Sean McNally first came to BIOS in 2011 as a student in the University of Rhode Island fall semester program. He returned to BIOS as a summer intern in 2012 and again in 2013, to continue his studies of the Sargasso Sea microbial community.
BIOS researchers and their colleagues from Woods Hole Oceanographic Institution have refined a common survey method to better account for a marine bacterium known as SAR11. Since BIOS adjunct scientist Steven Giovannoni discovered SAR11 in 1990, scientists have found the Sargasso Sea bacterium is ubiquitous in the world’s oceans and accounts for roughly one in every three cells at the ocean’s surface. These bacteria have power in numbers: each cell contributes to the marine carbon cycle, and with approximately five million bacterial cells inhabiting every tablespoon of seawater, SAR11 is so abundant that its combined weight would outweigh all the fish in the ocean.
However, BIOS microbial oceanographer Rachel Parsons and intern Sean McNally discovered that SAR11 was surprisingly rare when they used a popular method of assessing total bacterial diversity that analyzes hypervariable regions of DNA. Short, hypervariable regions of DNA are rapidly evolving sequences within bacterial genomes that provide a unique molecular “fingerprint” for each bacterial species. SAR11 was abundant in samples analyzed by microscopy, but the “fingerprint” was conspicuously less abundant when the same samples were analyzed in a hypervariable DNA sequencing project.
Using tanks set up in the lab, BIOS scientist Rachel Parsons and intern Sean McNally study how corals influence microbial communities. McNally’s microscopy documented abundant SAR11 cells in tank seawater, but SAR11 DNA was less frequently detected in DNA analyses of the same water. This led Woods Hole Oceanographic Institution scientist (and former BIOS intern) Amy Apprill to question the efficacy of the method, and tweak it to improve SAR11 detection.
Hypervariable region “fingerprints” are pulled from all bacteria in a sample by extracting the genomic DNA from every cell, heating the DNA so that the double-helix unwinds into two strands, and mixing in short sequences of DNA known as “primers.” These primers are designed to match and attach to a section just upstream of the hypervariable region on a single strand of DNA. Once attached, primers initiate the recruitment of chemical compounds to create a new, short strand of DNA that matches the hypervariable region. At the end of the process, the short hypervariable region copies are sequenced and compared to a reference database to identify which bacteria were initially present in the sample. The relative abundance of each hypervariable region copy should reflect the number of organisms initially present in the sample.

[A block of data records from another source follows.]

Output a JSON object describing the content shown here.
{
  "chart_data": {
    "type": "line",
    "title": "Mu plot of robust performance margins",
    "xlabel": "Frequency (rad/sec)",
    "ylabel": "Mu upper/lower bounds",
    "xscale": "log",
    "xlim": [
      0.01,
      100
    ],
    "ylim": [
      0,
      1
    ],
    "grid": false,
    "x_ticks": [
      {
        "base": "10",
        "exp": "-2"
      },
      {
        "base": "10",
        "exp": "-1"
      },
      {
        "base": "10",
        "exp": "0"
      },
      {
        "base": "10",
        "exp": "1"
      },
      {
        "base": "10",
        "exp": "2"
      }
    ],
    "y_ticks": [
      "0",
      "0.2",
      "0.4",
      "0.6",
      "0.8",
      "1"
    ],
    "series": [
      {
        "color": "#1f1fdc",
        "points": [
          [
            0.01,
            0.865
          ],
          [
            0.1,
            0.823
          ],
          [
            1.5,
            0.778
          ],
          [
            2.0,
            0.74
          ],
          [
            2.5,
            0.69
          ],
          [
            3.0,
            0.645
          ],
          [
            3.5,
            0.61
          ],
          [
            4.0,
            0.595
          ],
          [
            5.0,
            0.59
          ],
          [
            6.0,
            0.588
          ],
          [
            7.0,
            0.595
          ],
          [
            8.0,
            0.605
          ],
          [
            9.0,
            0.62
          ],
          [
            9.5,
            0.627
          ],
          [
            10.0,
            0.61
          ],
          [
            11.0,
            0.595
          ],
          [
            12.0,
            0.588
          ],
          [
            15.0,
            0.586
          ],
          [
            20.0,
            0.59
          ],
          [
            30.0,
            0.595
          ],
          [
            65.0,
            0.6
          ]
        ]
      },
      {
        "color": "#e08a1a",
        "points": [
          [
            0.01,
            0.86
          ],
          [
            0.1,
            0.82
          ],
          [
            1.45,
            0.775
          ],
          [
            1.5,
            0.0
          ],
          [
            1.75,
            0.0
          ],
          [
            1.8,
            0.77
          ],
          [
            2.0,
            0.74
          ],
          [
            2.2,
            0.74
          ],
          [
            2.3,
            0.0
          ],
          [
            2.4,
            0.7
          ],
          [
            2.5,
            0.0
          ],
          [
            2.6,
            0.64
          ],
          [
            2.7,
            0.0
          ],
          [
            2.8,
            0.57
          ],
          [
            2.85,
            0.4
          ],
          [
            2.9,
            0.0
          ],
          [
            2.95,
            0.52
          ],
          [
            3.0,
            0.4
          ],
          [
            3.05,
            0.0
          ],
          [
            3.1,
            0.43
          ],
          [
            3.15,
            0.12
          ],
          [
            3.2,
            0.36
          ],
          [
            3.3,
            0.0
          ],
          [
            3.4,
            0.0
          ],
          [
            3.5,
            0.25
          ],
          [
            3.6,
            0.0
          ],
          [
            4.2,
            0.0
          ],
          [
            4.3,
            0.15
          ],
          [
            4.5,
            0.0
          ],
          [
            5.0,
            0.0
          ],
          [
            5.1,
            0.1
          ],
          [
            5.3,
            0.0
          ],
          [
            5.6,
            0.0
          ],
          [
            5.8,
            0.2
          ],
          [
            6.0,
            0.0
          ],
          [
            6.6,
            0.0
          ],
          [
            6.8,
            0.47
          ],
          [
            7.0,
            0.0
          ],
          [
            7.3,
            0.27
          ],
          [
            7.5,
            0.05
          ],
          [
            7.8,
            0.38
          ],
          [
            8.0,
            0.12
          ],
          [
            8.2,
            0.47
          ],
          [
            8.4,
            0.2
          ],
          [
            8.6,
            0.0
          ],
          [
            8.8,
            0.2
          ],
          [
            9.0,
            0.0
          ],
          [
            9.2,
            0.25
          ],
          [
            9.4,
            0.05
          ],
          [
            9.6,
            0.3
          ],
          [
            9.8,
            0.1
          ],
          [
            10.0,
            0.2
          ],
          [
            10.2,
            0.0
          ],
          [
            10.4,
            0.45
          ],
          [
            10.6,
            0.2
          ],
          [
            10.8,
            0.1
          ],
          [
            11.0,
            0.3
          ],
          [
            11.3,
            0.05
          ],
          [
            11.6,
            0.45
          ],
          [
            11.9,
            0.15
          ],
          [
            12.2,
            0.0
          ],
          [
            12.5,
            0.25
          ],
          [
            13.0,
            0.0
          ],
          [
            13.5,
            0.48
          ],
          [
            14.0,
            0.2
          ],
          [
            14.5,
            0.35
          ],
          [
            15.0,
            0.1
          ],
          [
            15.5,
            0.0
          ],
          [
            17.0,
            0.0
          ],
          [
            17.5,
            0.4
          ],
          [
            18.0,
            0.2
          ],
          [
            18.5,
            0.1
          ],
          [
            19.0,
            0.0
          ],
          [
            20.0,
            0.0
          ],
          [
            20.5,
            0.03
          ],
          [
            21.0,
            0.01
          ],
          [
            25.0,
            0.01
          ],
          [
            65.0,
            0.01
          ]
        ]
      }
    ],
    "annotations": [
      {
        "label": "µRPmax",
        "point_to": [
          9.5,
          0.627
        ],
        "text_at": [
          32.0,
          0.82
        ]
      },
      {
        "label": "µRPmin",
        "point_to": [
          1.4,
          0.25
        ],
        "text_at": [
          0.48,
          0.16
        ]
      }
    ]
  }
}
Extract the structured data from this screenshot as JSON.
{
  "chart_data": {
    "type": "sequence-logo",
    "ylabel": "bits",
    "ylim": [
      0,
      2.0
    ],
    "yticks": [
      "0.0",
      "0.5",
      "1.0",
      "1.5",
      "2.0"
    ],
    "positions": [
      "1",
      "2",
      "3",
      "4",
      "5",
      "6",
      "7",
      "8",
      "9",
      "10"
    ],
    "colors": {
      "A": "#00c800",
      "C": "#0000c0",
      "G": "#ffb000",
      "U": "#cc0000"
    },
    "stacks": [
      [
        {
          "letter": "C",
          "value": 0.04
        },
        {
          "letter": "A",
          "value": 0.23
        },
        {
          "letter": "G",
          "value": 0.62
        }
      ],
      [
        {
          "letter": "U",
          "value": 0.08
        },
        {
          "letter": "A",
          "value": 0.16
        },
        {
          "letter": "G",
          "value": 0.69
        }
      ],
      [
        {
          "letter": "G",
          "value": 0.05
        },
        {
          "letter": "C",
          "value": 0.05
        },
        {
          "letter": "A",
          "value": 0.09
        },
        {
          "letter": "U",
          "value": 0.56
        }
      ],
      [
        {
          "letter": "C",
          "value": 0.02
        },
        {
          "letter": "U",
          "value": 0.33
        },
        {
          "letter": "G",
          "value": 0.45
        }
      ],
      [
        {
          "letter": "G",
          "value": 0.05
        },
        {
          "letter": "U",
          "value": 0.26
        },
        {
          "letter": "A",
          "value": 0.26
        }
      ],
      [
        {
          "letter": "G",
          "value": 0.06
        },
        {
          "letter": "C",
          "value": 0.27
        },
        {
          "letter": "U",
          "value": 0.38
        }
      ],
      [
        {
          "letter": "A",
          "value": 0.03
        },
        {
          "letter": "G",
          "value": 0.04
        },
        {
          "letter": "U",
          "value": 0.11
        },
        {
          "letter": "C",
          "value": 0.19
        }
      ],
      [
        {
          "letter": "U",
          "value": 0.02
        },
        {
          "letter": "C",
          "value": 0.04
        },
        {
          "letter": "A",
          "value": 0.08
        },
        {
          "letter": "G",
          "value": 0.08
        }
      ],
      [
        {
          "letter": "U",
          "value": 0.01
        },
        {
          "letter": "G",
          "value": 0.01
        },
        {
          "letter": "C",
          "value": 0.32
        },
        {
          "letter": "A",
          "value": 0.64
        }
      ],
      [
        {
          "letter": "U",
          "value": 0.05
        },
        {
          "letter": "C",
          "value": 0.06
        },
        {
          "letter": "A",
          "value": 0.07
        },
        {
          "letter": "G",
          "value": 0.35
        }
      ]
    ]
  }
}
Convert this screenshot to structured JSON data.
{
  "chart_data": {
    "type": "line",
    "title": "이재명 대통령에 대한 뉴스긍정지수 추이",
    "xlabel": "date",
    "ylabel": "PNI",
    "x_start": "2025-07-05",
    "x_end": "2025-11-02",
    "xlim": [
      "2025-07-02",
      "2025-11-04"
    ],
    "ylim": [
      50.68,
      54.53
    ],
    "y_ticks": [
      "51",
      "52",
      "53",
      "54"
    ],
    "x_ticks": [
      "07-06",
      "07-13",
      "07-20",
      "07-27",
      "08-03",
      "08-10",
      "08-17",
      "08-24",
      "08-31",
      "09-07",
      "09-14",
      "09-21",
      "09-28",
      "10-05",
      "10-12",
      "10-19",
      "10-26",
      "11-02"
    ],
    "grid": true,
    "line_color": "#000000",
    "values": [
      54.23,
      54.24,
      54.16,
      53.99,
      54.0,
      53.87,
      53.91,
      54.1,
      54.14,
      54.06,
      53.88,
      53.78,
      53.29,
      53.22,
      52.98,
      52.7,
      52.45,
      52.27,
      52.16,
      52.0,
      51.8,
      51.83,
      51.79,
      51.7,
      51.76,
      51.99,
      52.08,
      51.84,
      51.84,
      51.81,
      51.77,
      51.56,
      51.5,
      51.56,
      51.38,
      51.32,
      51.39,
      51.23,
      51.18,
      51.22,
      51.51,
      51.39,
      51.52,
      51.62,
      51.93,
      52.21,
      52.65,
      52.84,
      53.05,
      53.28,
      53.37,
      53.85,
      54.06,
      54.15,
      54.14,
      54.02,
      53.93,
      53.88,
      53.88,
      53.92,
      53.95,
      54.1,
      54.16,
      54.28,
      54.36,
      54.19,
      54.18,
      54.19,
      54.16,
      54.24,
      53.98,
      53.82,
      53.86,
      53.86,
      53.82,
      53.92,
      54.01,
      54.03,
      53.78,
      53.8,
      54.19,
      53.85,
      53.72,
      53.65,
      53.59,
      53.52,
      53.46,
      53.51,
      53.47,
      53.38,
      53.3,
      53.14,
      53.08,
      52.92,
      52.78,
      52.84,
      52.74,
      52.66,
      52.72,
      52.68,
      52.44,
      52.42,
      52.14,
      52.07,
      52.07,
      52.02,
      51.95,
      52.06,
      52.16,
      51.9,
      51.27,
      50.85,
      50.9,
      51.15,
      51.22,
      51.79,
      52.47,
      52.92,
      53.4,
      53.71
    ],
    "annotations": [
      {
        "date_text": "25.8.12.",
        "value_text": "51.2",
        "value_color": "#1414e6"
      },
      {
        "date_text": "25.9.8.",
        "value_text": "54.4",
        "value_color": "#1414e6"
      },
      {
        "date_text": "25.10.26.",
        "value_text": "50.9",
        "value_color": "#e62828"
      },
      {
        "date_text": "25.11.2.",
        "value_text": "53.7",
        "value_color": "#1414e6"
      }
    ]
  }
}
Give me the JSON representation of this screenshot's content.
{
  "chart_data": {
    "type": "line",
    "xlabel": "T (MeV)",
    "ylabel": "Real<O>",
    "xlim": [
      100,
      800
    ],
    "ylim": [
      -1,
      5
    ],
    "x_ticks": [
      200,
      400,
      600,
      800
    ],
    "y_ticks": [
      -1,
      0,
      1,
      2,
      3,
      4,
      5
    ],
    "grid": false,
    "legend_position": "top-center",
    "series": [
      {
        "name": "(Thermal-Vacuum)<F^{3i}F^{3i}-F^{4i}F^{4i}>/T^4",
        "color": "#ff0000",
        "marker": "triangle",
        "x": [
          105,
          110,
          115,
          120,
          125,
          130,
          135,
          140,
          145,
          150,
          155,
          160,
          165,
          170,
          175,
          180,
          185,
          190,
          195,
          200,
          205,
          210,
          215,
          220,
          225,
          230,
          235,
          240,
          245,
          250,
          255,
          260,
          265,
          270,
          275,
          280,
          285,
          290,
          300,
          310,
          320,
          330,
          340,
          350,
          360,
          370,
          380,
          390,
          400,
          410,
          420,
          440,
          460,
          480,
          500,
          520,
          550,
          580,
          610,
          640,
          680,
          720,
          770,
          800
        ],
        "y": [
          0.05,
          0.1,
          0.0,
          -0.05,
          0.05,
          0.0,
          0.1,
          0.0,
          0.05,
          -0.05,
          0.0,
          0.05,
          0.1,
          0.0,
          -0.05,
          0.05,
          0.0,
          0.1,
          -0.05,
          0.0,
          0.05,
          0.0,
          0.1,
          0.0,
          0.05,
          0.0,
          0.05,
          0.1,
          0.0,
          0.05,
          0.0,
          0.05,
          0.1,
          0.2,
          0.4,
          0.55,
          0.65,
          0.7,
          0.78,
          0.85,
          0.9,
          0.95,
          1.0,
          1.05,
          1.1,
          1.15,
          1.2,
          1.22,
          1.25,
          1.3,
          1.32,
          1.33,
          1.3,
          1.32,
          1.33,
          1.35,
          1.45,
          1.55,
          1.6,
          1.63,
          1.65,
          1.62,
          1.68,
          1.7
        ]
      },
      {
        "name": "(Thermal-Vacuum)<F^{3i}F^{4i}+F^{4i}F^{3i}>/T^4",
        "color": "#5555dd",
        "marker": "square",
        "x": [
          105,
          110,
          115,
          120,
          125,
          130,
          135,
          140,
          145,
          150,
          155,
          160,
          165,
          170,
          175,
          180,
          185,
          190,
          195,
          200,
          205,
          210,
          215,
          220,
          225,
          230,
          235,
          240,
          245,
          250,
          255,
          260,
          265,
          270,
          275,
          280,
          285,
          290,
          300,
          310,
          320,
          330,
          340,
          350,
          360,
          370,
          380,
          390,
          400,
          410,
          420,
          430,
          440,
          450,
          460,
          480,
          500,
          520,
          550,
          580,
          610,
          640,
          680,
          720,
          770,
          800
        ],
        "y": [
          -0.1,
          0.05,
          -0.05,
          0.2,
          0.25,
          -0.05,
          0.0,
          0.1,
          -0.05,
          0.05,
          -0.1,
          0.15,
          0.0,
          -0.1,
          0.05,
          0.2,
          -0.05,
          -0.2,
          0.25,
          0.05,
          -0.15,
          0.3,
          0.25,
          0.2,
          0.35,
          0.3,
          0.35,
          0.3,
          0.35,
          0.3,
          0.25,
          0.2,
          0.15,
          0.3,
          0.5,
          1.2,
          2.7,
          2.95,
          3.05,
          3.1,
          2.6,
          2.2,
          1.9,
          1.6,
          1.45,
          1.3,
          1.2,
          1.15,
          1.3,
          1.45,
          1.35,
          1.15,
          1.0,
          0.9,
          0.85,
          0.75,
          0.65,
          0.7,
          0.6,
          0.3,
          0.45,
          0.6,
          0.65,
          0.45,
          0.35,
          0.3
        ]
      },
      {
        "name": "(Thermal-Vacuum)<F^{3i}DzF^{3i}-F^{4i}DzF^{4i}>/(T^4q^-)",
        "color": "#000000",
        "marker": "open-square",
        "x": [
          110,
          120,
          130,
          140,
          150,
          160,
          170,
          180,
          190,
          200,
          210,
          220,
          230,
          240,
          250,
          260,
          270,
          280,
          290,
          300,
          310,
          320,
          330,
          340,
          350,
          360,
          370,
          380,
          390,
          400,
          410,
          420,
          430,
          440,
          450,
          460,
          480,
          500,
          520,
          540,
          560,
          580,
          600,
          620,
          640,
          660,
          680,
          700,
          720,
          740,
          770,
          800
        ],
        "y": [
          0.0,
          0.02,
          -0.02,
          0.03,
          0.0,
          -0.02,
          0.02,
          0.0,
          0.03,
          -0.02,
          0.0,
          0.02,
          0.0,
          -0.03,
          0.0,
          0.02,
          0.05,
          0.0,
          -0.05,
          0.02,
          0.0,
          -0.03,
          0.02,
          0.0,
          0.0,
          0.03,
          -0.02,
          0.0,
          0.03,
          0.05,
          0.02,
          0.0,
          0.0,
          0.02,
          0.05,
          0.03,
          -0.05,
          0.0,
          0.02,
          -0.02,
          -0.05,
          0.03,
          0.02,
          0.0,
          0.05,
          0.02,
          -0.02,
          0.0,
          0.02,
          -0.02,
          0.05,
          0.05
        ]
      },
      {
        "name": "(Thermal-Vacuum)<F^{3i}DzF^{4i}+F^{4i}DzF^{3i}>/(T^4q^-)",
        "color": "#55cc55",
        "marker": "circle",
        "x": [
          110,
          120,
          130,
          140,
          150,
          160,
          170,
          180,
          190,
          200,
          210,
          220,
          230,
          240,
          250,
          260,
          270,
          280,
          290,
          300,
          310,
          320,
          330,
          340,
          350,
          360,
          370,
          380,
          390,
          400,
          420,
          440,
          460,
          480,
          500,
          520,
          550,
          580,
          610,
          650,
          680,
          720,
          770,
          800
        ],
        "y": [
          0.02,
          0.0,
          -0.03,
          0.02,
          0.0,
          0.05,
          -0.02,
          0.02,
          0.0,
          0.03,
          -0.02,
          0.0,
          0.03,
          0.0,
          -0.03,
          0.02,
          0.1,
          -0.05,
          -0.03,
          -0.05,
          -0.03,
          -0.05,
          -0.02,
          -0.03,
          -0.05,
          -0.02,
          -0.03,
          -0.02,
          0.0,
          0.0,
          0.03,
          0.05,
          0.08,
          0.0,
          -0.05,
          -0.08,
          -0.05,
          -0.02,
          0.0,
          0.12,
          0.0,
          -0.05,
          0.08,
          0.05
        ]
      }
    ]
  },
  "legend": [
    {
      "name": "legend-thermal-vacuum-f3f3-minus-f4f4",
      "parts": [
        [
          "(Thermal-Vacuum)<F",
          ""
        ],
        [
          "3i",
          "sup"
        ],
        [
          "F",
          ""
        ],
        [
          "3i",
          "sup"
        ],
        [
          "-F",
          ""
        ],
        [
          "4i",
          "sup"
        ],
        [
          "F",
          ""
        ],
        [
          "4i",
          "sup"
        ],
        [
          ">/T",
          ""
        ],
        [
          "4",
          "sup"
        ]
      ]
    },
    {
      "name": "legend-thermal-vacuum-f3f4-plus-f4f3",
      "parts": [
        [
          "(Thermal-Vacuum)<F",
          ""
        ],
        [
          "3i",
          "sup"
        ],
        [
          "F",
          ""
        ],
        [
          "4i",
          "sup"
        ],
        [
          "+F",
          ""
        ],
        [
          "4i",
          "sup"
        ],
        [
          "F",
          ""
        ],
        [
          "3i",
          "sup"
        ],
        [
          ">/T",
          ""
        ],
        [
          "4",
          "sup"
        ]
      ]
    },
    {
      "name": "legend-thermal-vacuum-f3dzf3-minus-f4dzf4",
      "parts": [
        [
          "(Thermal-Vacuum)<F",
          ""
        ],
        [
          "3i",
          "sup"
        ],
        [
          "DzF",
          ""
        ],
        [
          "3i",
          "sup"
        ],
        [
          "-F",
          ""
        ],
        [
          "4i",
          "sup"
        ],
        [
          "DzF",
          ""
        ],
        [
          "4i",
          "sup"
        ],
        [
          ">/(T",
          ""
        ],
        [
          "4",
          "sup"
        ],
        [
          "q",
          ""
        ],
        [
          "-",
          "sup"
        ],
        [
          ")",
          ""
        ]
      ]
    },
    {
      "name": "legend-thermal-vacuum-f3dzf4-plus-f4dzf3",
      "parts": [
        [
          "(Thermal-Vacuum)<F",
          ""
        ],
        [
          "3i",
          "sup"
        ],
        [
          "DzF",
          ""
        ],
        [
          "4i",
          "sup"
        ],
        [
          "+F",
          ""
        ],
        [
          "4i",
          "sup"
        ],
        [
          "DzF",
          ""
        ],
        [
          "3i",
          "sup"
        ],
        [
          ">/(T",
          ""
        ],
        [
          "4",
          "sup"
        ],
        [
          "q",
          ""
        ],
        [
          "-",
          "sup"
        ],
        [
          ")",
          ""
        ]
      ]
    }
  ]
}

Parsons and her colleagues suspected the underestimation of SAR11 with this method was related to the primers being used. The primers are designed to match a sequence shared by all bacteria preceding the hypervariable region, but if the primers don't match all bacterium sequences, some bacterium will be poorly represented in the final dataset. For example, if SAR11 was ten times more abundant than another species of bacteria in the sample, roughly ten times as many copies of the SAR11 hypervariable DNA should show up in the sequencing dataset. In their dataset, fewer SAR11 copies were showing up compared to known cell counts. Further analysis proved that the established primers, which worked well with other bacteria, had a small mismatch with SAR11.
Their colleagues Amy Apprill and Laura Weber from Woods Hole Oceanographic Institution, redesigned and tested the primers to ensure a better SAR11 match and subsequently generate representative data from environmental samples. While no primer set is perfect, the new set provides a clearer view of bacteria that dominate aquatic environments. Their results were published in the June issue of the scientific journal Aquatic Microbial Ecology, and the new primers are already being incorporated into global studies of bacterial diversity.